In blunt terms, the choice is whether you pay now or pay later. As mentioned before, do-it-yourself compute clusters require sweat equity – you need engineers who know how to design, deploy, and operate them. The flipside is that many, arguably most corporate IT organizations either lack the skills or the capital. There are various solutions to what might otherwise appear a Hobson’s Choice:
- Go to a cloud service provider that has already created the infrastructure, such as what Microsoft is offering with its Hadoop-on-Azure services;
- Look for a happy, simpler medium such as Amazon’s Elastic MapReduce on its DynamoDB service;
- Subscribe to SaaS providers that offer Hadoop applications (e.g., social network analysis, smart grid as a service) as a service;
- Get a platform and have a systems integrator put it together for you (key to IBM’s BigInsights offering, and applicable to any SI that has a Hadoop practice)
- Go to an appliance or engineered systems approach that puts Hadoop and/or its subsystems in a box, such as with Oracle Big Data Appliance or EMC’s Greenplum DCA. The systems engineering is mostly done for you, but the increments for growing the system can be much larger than simply adding a few x86 servers here or there (Greenplum HD DCA can scale in groups of 4 server modules).
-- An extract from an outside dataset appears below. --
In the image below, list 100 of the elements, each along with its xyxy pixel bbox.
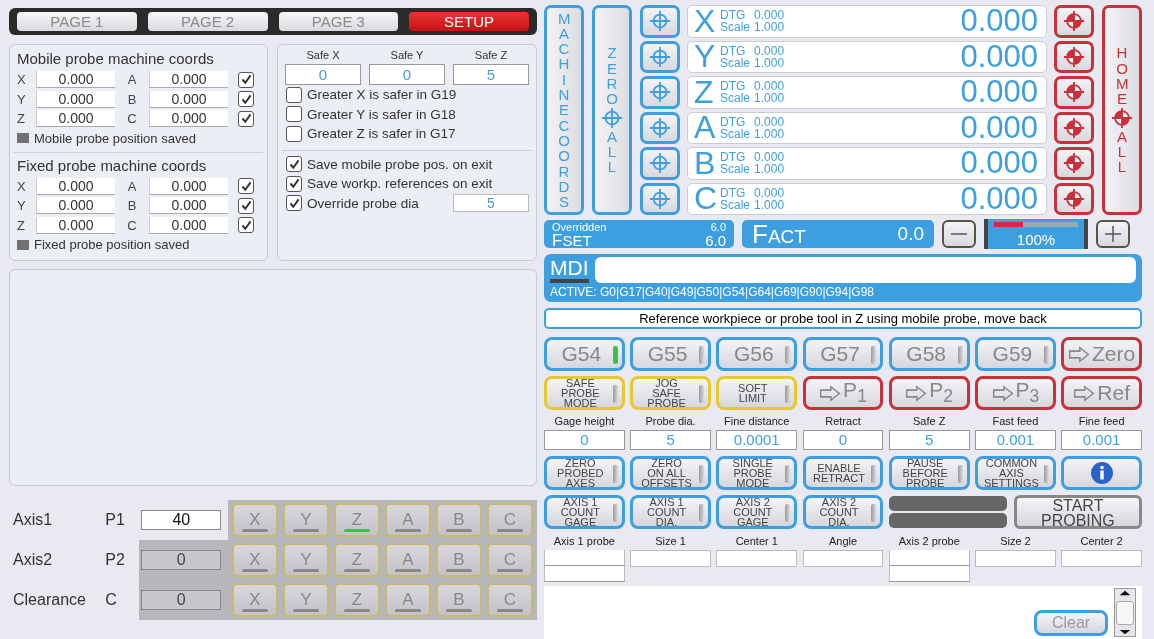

Entry or expansion costs are not necessarily cheap, but then again, you have to balance capital cost against labor.
- Surrounding Hadoop infrastructure with solutions. This is not a mutually exclusive strategy; unless you’re Cloudera or Hortonworks, which make their business bundling and supporting the core Apache Hadoop platform, most of the household names will bundle frameworks, algorithms, and eventually solutions that in effect place Hadoop under the hood. For EMC, the strategy is their recent announcement of a Unified Analytics Platform (UAP) that provides collaborative development capabilities for Big Data applications. EMC is (or will be) hardly alone here.
With EMC’s new offering, the scale-up option tackles the next variable: storage. This is the natural progression of a market that will address many constituencies, and where there will be no single silver bullet that applies to all.